Department of Biochemistry and Molecular Biology, University of Southern Denmark, Odense, Denmark.
Department of Biochemistry and Molecular Biology, University of Southern Denmark, Odense, Denmark; Interdisciplinary Centre for Clinical Research, University of Erlangen-Nuremberg, Erlangen, Germany.
Mol Metab. 2020 May;35:100962. doi: 10.1016/j.molmet.2020.02.005. Epub 2020 Feb 13.
Nucleotide metabolism is a critical pathway that generates purine and pyrimidine molecules for DNA replication, RNA synthesis, and cellular bioenergetics. Increased nucleotide metabolism supports uncontrolled growth of tumors and is a hallmark of cancer. Agents inhibiting synthesis and incorporation of nucleotides in DNA are widely used as chemotherapeutics to reduce tumor growth, cause DNA damage, and induce cell death. Thus, the research on nucleotide metabolism in cancer is primarily focused on its role in cell proliferation. However, in addition to proliferation, the role of purine molecules is established as ligands for purinergic signals. However, so far, the role of the pyrimidines has not been discussed beyond cell growth.
In this review we present the key evidence from recent pivotal studies supporting the notion of a non-proliferative role for pyrimidine metabolism (PyM) in cancer, with a special focus on its effect on differentiation in cancers from different origins.
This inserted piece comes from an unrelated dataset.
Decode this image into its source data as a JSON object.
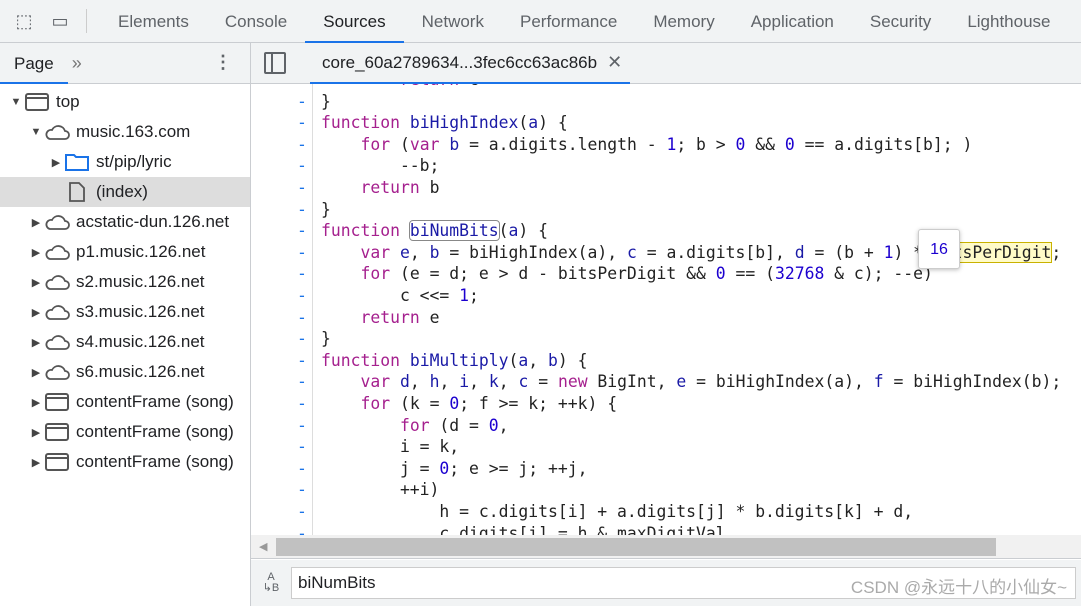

In leukemic cells, the pyrimidine catabolism induces terminal differentiation toward monocytic lineage to check the aberrant cell proliferation, whereas in some solid tumors (e.g., triple negative breast cancer and hepatocellular carcinoma), catalytic degradation of pyrimidines maintains the mesenchymal-like state driven by epithelial-to-mesenchymal transition (EMT). This review further broadens this concept to understand the effect of PyM on metastasis and, ultimately, delivers a rationale to investigate the involvement of the pyrimidine molecules as oncometabolites. Overall, understanding the non-proliferative role of PyM in cancer will lead to improvement of the existing antimetabolites and to development of new therapeutic options.
核苷酸代谢是一个关键途径,为 DNA 复制、RNA 合成和细胞生物能量生成嘌呤和嘧啶分子。核苷酸代谢的增加支持肿瘤的失控生长,是癌症的一个标志。抑制核苷酸在 DNA 中的合成和掺入的药物被广泛用作化疗药物,以减少肿瘤生长、引起 DNA 损伤和诱导细胞死亡。因此,对癌症核苷酸代谢的研究主要集中在其在细胞增殖中的作用。然而,除了增殖之外,嘌呤分子的作用已被确定为嘌呤能信号的配体。然而,到目前为止,嘧啶的作用除了细胞生长之外还没有被讨论过。
在这篇综述中,我们提出了最近的一些重要研究的关键证据,这些研究支持嘧啶代谢(PyM)在癌症中具有非增殖作用的观点,特别关注其对不同来源癌症分化的影响。
在白血病细胞中,嘧啶分解代谢诱导向单核细胞系的终末分化,以检查异常的细胞增殖,而在一些实体瘤(例如,三阴性乳腺癌和肝细胞癌)中,嘧啶的催化降解维持了上皮-间质转化(EMT)驱动的间充质样状态。这篇综述进一步扩展了这一概念,以了解 PyM 对转移的影响,并最终提供了一个理由来研究嘧啶分子作为致癌代谢物的参与。总的来说,了解 PyM 在癌症中的非增殖作用将导致改进现有的抗代谢物,并开发新的治疗选择。